When you’re social distancing and reading all-things coronavirus on the internet, it’s easy to turn to food for comfort and escape during stressful times. With increased anxiety, mindless eating often creeps in. Unfortunately, many of these foods are high in calories, fat and sugar.
And while we’ve all seen the jokes and memes online about eating all day and finishing off the stockpile of survival snacks bought in bulk at Costco, emotional eating can negatively affect not your only your physical health, but your mental health as well.
The good news is stress eating is a learned behavior, and it can be unlearned with a little bit of preplanning. Try these “5Ds” to help stop emotional eating in its tracks.
Delay – When the urge to eat strikes, postpone eating for 10-15 minutes. It’s not a “no” to food, just stopping to think. This can help you decide if you are really hungry, or are feeling another emotion and are just trying to cope with food.
Distract – While you’re waiting, look for a non-eating activity to keep you busy. Often the “hunger wave” will pass. Clean out a drawer, take a walk, call a friend, brush your teeth, browse online or whatever helps take your mind off food.

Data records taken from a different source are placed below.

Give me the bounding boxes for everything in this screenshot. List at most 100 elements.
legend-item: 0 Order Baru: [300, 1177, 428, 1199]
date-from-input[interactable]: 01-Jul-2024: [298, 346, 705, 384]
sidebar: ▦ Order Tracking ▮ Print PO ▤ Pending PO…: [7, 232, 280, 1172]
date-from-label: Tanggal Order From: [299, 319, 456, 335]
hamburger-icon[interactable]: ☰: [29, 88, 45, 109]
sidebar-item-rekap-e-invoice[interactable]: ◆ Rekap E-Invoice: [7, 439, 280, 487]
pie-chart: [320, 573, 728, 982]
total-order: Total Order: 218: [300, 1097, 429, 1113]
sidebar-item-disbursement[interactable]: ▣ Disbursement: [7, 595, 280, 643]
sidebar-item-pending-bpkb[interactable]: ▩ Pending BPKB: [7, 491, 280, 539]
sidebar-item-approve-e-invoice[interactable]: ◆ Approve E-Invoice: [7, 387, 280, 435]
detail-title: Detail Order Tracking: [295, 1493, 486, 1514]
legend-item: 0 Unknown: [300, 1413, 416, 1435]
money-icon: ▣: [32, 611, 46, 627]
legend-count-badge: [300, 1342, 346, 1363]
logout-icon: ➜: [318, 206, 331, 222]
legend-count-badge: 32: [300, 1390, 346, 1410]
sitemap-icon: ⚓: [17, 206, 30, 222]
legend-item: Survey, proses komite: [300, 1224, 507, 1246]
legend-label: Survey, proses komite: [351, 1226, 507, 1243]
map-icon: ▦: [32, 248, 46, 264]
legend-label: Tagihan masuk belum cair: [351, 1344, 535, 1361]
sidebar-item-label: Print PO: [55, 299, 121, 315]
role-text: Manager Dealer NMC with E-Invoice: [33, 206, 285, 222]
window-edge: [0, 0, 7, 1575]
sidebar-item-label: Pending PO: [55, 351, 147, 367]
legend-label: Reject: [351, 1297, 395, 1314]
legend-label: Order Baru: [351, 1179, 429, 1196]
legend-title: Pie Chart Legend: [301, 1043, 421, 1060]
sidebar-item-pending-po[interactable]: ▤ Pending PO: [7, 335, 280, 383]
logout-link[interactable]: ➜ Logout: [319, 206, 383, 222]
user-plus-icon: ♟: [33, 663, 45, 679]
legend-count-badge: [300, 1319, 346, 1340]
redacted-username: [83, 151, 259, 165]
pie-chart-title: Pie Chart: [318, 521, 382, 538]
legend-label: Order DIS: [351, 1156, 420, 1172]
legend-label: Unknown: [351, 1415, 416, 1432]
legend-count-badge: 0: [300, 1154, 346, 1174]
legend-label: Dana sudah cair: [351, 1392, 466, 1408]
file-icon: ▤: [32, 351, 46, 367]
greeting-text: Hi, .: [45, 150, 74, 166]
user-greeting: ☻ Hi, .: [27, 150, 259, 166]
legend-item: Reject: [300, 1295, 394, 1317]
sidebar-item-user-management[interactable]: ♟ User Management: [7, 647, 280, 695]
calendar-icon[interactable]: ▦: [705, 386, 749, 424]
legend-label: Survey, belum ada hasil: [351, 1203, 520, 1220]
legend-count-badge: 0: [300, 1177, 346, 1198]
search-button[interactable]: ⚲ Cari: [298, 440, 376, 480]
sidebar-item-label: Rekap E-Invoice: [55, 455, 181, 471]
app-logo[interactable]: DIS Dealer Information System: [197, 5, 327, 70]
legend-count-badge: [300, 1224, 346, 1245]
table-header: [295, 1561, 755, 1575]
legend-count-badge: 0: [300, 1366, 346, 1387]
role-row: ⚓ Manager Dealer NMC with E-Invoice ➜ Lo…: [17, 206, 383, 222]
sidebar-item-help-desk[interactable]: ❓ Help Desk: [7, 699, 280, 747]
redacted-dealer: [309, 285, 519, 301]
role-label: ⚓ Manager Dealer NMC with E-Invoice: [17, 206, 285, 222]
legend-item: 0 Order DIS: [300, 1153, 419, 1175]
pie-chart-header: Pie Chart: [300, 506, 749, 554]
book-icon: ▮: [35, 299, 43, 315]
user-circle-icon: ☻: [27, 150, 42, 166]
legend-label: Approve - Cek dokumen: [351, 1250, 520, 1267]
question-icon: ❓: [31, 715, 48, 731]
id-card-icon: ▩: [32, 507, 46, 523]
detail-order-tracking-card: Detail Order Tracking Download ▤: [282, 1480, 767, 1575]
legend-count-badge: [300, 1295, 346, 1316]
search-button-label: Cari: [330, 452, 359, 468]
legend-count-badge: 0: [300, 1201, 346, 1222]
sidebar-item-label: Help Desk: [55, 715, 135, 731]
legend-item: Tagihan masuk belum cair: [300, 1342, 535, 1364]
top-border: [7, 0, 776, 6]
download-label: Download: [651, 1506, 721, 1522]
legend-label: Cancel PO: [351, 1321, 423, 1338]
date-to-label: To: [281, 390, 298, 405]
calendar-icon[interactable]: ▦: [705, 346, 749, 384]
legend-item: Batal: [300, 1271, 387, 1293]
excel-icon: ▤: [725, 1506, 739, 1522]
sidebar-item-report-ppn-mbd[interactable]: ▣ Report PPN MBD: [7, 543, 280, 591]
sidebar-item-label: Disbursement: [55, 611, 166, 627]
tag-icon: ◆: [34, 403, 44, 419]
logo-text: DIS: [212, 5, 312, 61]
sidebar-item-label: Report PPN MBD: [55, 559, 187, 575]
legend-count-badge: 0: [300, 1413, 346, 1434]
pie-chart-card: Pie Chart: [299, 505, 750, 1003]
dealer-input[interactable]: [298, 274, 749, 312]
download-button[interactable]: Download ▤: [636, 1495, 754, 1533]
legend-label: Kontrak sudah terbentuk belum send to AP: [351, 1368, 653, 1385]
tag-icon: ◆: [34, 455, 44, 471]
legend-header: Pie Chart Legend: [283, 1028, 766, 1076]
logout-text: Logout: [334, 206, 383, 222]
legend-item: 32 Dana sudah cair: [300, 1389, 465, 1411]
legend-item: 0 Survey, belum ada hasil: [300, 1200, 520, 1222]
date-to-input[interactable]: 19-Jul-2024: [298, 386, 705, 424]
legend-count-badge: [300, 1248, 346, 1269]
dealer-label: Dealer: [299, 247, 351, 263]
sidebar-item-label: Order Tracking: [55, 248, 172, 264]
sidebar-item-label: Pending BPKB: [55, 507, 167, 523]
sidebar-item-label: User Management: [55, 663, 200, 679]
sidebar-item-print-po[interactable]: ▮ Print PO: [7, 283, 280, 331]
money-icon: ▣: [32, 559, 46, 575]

Distance – Out of sight, out of mind is true for food. Stay out of the kitchen when you feel that urge to eat. And keep food in cabinets, not on counters – and only in the kitchen. Think of the kitchen only for food preparation and meal consumption, and not the family “hang out."
Determine – After your “waiting period,” consider whether you’re truly hungry or thirsty; these are often confused. Think about when you last ate or drank anything. Maybe it’s neither – it’s simply “head hunger” – and you just want to eat! You can offset that problem by creating your own structured eating schedule with pre-planned meals and snacks, knowing that there is more food coming later.
Decide – If you’ve made it through the first 4Ds, now it’s time to make a smart choice. Think before you eat, and choose what you’re really looking for in a snack– a sweet, sour, creamy, salty, or chewy taste – before you make a choice. Or whether you feel like some protein (think nuts or cheese) or a starchy food (think banana or a small baked potato). For snacks, choose a single serving package to get the satisfaction of eating the “whole thing,” or portion out your serving (skip the big bag and “estimating” a serving). Aim for a portion of about 100 – 150 calories, and a choice that satisfies, but doesn’t trigger more eating.
With practice, you can learn to manage your stress eating, and achieve a welcome sense of control, which is so important when you’re practicing self-care.